Presidential apology for ‘people of the land’
President Michelle Bachelet has asked for forgiveness from Chile’s largest indigenous group for what she said were ‘‘errors and horrors’’ committed by the Chilean state over the years.
Bachelet also announced plans to provide more resources to the Mapuche community, including financing for infrastructure projects.
She also said she would send a bill to Congress calling for the creation of a Cabinet ministry for Chile’s indigenous peoples.
‘‘I want to ask for forgiveness of the Mapuche people for the errors and horrors that have been committed or tolerated by the state in our relationship with them,’’ Bachelet said in announcing her plans at the presidential palace in the capital, Santiago, yesterday.
‘‘Since the beginning of our republic, the identity, culture, territory and livelihood of the Mapuche were not safeguarded as they should have,’’ Bachelet said.
She said that for more than 150 years, Chile’s indigenous peoples had been scorned and discriminated against.
Mapuche means ‘‘people of the land’’ in their native Mapudungun tongue. They resisted the Spanish conquest of Chile for 300 years.
Military defeats in the late 19th century forced the Mapuche into Araucania, south of the Bio Bio river, about 800 kilometres south of the capital. The government then encouraged European immigrants to colonise the area.

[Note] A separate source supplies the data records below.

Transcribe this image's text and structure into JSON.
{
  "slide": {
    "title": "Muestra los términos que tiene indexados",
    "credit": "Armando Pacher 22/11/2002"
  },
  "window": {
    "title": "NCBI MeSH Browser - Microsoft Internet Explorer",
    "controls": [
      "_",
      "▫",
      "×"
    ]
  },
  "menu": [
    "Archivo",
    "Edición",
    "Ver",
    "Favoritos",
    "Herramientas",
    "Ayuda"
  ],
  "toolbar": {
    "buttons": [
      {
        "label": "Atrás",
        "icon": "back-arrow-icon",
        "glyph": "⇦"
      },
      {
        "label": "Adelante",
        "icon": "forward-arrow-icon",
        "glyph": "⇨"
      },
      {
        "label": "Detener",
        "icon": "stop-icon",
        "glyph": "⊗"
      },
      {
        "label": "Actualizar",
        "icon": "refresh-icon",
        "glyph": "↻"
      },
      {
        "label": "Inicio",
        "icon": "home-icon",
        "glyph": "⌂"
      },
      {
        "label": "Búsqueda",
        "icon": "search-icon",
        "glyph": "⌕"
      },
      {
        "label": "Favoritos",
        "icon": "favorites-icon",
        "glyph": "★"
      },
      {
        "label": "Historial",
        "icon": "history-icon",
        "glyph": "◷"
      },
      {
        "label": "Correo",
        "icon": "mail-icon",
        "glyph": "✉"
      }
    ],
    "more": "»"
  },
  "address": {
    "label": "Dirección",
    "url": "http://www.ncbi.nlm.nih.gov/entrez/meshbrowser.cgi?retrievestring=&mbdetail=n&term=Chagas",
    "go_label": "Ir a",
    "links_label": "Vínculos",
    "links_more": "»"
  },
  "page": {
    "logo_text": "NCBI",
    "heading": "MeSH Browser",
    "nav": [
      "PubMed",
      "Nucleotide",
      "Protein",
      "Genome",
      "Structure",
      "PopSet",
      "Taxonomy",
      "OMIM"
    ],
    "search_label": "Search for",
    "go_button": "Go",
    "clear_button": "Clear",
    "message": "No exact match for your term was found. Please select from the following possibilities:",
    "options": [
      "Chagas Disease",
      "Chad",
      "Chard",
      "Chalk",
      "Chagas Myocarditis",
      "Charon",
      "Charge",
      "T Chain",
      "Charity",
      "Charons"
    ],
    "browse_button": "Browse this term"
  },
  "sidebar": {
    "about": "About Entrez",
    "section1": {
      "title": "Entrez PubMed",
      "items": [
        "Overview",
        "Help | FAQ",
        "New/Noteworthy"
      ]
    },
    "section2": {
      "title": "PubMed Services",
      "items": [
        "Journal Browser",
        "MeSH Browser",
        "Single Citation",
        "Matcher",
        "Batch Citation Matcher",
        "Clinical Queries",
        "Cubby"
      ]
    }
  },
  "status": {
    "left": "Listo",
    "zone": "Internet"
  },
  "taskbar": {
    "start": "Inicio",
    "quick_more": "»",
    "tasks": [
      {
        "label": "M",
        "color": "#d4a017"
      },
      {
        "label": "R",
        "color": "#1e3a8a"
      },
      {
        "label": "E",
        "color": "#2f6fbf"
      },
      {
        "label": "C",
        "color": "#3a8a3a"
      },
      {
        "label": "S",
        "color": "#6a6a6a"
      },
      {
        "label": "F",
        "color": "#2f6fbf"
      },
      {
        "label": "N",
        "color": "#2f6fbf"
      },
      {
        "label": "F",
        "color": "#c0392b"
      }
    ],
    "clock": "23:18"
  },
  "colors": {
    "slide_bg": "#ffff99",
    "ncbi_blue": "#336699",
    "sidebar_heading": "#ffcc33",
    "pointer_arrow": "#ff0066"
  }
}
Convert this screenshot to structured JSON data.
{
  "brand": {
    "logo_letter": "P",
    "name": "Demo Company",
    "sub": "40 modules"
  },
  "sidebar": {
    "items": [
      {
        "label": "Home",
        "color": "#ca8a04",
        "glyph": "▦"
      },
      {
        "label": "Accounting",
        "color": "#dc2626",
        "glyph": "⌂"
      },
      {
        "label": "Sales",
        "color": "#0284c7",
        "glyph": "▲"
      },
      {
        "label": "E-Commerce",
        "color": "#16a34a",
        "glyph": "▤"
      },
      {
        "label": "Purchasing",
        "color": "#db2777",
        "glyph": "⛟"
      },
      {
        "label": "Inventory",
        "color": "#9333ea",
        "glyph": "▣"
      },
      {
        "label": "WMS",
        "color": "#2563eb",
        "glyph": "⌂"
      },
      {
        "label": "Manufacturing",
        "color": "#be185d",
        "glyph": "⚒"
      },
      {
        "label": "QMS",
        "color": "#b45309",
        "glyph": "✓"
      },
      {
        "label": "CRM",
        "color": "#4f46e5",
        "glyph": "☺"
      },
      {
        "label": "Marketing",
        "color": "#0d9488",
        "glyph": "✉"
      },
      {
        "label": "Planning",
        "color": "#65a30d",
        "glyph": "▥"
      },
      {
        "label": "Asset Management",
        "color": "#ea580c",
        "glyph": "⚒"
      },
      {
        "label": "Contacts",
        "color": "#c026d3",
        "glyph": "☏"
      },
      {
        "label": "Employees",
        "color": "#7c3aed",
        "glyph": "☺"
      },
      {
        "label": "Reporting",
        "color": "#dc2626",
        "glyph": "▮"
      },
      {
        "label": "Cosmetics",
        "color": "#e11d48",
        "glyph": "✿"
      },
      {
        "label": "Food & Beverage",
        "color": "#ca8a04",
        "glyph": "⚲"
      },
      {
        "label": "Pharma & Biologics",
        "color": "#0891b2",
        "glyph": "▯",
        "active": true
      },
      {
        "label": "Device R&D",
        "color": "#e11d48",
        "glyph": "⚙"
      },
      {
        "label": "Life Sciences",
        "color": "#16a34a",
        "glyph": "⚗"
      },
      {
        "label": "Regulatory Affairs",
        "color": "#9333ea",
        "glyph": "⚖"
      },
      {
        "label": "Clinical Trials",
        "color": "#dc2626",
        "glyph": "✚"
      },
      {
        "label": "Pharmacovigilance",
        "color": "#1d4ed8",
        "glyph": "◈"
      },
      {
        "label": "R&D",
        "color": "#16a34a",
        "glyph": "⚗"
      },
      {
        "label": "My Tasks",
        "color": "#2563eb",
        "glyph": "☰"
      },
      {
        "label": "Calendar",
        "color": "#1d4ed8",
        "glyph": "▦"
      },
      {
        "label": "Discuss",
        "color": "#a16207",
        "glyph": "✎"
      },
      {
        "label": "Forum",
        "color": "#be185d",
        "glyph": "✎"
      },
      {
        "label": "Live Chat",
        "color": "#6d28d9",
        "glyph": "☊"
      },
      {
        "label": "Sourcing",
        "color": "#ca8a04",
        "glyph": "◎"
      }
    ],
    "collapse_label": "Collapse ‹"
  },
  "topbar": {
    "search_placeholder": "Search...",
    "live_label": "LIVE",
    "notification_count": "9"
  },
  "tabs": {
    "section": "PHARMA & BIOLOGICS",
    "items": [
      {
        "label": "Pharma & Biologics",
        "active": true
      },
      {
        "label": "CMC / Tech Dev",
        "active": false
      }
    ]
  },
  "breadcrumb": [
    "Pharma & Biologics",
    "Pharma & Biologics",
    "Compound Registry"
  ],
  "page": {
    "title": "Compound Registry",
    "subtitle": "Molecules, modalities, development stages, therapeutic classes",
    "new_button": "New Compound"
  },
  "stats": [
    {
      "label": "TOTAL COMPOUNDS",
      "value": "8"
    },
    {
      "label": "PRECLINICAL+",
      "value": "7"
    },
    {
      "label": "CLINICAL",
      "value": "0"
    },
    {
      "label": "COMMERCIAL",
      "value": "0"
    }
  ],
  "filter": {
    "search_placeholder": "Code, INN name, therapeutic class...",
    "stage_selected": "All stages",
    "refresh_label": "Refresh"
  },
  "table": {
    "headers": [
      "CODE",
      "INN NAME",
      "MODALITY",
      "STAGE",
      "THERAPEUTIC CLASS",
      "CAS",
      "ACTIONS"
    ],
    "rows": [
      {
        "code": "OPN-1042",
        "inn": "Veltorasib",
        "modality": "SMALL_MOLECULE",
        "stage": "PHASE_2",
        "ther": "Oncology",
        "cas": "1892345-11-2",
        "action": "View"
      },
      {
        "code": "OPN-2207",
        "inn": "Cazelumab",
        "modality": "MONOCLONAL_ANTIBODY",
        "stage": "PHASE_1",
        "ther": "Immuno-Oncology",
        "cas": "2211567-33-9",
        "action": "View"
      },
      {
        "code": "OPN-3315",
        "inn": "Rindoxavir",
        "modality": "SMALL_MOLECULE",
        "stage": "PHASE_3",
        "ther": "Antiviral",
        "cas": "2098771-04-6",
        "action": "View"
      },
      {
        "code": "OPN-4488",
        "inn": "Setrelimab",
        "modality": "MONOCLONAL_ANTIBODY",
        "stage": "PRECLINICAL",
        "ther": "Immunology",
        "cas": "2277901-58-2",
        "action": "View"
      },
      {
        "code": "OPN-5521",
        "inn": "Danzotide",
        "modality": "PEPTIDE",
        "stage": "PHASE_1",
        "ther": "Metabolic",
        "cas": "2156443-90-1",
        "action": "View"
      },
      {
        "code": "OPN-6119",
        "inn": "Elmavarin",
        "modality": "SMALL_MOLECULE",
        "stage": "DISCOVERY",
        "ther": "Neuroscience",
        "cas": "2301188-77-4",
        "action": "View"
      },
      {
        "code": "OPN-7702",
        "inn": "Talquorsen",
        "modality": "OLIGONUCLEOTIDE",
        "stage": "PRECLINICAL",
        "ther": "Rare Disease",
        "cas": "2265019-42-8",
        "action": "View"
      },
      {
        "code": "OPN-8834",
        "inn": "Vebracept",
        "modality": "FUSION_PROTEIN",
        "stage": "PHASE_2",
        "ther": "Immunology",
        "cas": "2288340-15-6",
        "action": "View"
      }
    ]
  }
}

Most of the 700,000 Mapuche are poor and often have no access to education. Many of them live on the fringes of timber company land or ranches owned by the Europeans’ descendants. But their desire for autonomy remains strong.
A radical faction of the Mapuche have occupied and burned forestry sites, farms, churches and timber trucks to demand the return of ancestral territories.
Chilean police have also been accused of violent abuses against the Mapuche, including storming into their homes during raids and shooting rubber bullets and tear gas at women and children.